Katie Carter, Staff Writer

Affirmative action: an active effort to improve the employment or educational opportunities of members of minority groups and women; a similar effort to promote the rights or progress of other disadvantaged persons, according to the Merriam-Webster Dictionary.

The controversy over this policy has resurfaced after a lawsuit against the University of Texas in which Abigail Fisher was allegedly denied admission because of her race. She is white.

Affirmative action has been used to benefit those whose race have a history of neglect and discrimination, but at what point does compensation become harmful to others. The policy gives rewards for being born a certain race, but that race doesn’t define the person no matter what. Just because a student is of a particular race or gender does not mean they have ever been victimized for it. While inequality is still evident in society it doesn’t have the same magnitude that prevailed in our ancestors’ time. However, affirmative action could be argued as creating racial and gender inequalities as shown in the Fisher vs. Texas case.

The last case against affirmative action was in 2003 and the U.S. Supreme Court ruled in favor of using race as a factor in college admissions. The policy creates opportunities for genders and races that previously prolonged acceptance. It creates medley of students by making it a point to admit students from all classes, genders, and races. Students thrive when in diverse environments allow them to appreciate and familiarize themselves with different backgrounds and cultures.

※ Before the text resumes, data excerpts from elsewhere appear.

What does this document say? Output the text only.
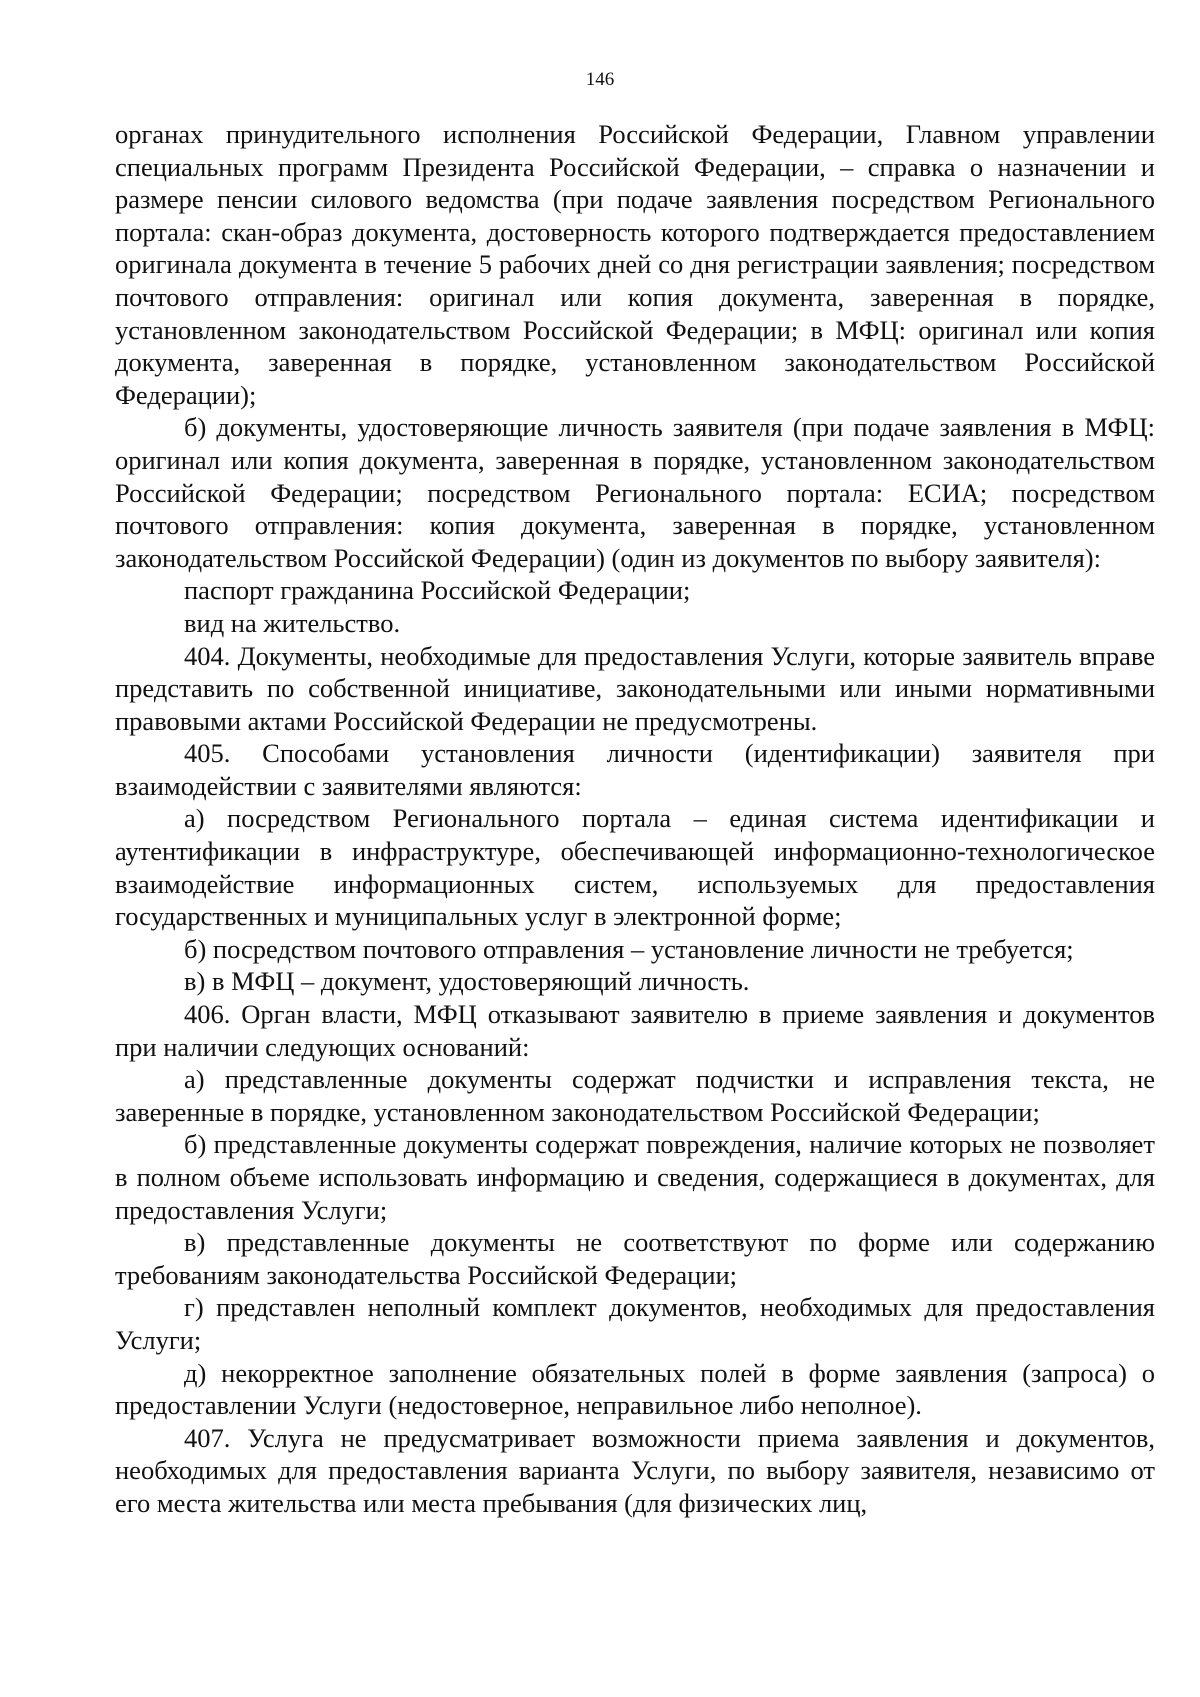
146

органах принудительного исполнения Российской Федерации, Главном управлении специальных программ Президента Российской Федерации, – справка о назначении и размере пенсии силового ведомства (при подаче заявления посредством Регионального портала: скан-образ документа, достоверность которого подтверждается предоставлением оригинала документа в течение 5 рабочих дней со дня регистрации заявления; посредством почтового отправления: оригинал или копия документа, заверенная в порядке, установленном законодательством Российской Федерации; в МФЦ: оригинал или копия документа, заверенная в порядке, установленном законодательством Российской Федерации);

б) документы, удостоверяющие личность заявителя (при подаче заявления в МФЦ: оригинал или копия документа, заверенная в порядке, установленном законодательством Российской Федерации; посредством Регионального портала: ЕСИА; посредством почтового отправления: копия документа, заверенная в порядке, установленном законодательством Российской Федерации) (один из документов по выбору заявителя):

паспорт гражданина Российской Федерации;

вид на жительство.

404. Документы, необходимые для предоставления Услуги, которые заявитель вправе представить по собственной инициативе, законодательными или иными нормативными правовыми актами Российской Федерации не предусмотрены.

405. Способами установления личности (идентификации) заявителя при взаимодействии с заявителями являются:

а) посредством Регионального портала – единая система идентификации и аутентификации в инфраструктуре, обеспечивающей информационно-технологическое взаимодействие информационных систем, используемых для предоставления государственных и муниципальных услуг в электронной форме;

б) посредством почтового отправления – установление личности не требуется;

в) в МФЦ – документ, удостоверяющий личность.

406. Орган власти, МФЦ отказывают заявителю в приеме заявления и документов при наличии следующих оснований:

а) представленные документы содержат подчистки и исправления текста, не заверенные в порядке, установленном законодательством Российской Федерации;

б) представленные документы содержат повреждения, наличие которых не позволяет в полном объеме использовать информацию и сведения, содержащиеся в документах, для предоставления Услуги;

в) представленные документы не соответствуют по форме или содержанию требованиям законодательства Российской Федерации;

г) представлен неполный комплект документов, необходимых для предоставления Услуги;

д) некорректное заполнение обязательных полей в форме заявления (запроса) о предоставлении Услуги (недостоверное, неправильное либо неполное).

407. Услуга не предусматривает возможности приема заявления и документов, необходимых для предоставления варианта Услуги, по выбору заявителя, независимо от его места жительства или места пребывания (для физических лиц,
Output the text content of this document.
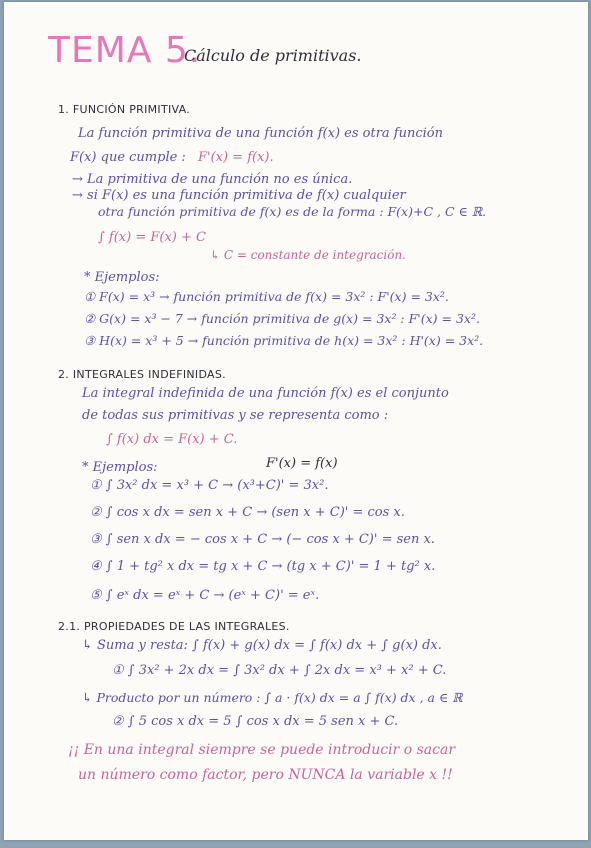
TEMA 5.
Cálculo de primitivas.
1. FUNCIÓN PRIMITIVA.
La función primitiva de una función f(x) es otra función
F(x) que cumple : F'(x) = f(x).
→ La primitiva de una función no es única.
→ si F(x) es una función primitiva de f(x) cualquier
otra función primitiva de f(x) es de la forma : F(x)+C , C ∈ ℝ.
∫ f(x) = F(x) + C
↳ C = constante de integración.
* Ejemplos:
① F(x) = x³ → función primitiva de f(x) = 3x² : F'(x) = 3x².
② G(x) = x³ − 7 → función primitiva de g(x) = 3x² : F'(x) = 3x².
③ H(x) = x³ + 5 → función primitiva de h(x) = 3x² : H'(x) = 3x².
2. INTEGRALES INDEFINIDAS.
La integral indefinida de una función f(x) es el conjunto
de todas sus primitivas y se representa como :
∫ f(x) dx = F(x) + C.
* Ejemplos:	F'(x) = f(x)
① ∫ 3x² dx = x³ + C → (x³+C)' = 3x².
② ∫ cos x dx = sen x + C → (sen x + C)' = cos x.
③ ∫ sen x dx = − cos x + C → (− cos x + C)' = sen x.
④ ∫ 1 + tg² x dx = tg x + C → (tg x + C)' = 1 + tg² x.
⑤ ∫ eˣ dx = eˣ + C → (eˣ + C)' = eˣ.
2.1. PROPIEDADES DE LAS INTEGRALES.
↳ Suma y resta: ∫ f(x) + g(x) dx = ∫ f(x) dx + ∫ g(x) dx.
① ∫ 3x² + 2x dx = ∫ 3x² dx + ∫ 2x dx = x³ + x² + C.
↳ Producto por un número : ∫ a · f(x) dx = a ∫ f(x) dx , a ∈ ℝ
② ∫ 5 cos x dx = 5 ∫ cos x dx = 5 sen x + C.
¡¡ En una integral siempre se puede introducir o sacar
un número como factor, pero NUNCA la variable x !!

Permitting students to begin to grasp the concept that the world is larger and become less focus on what affects themselves. Therefore educated in social matters as well as lessons learned in classrooms.

The top ten percent plan, guaranteed admission into any Texas flagship universities for students in the top ten percent of their graduating high school class, and basing admission primarily on high test scores are lesser known forms of affirmative action.

The top ten percent plan allows all races improved opportunities to receive a higher education. However it doesn’t factor in the academic differences in high schools so theoretically a student with a lower GPA could be guaranteed admission because the academic competition wasn’t as high.

Universities and colleges are known scores on tests like the SAT to heavily influence admission and because test preparation and support is more available to upper-middle classes, the scores measure students’ ability to perform well on a standardized test not their ability to succeed in college.

Affirmative action plans have been introduced with the best of intentions to allow students the opportunity to receive a higher education who may not have been able to otherwise but the execution has aroused more problems. Equality is a long ongoing battle and these policies were  intended to be one step closer but the consequences presented major setbacks. The Fisher vs. Texas case shows the repercussions that all it does is reverse who has the disadvantage.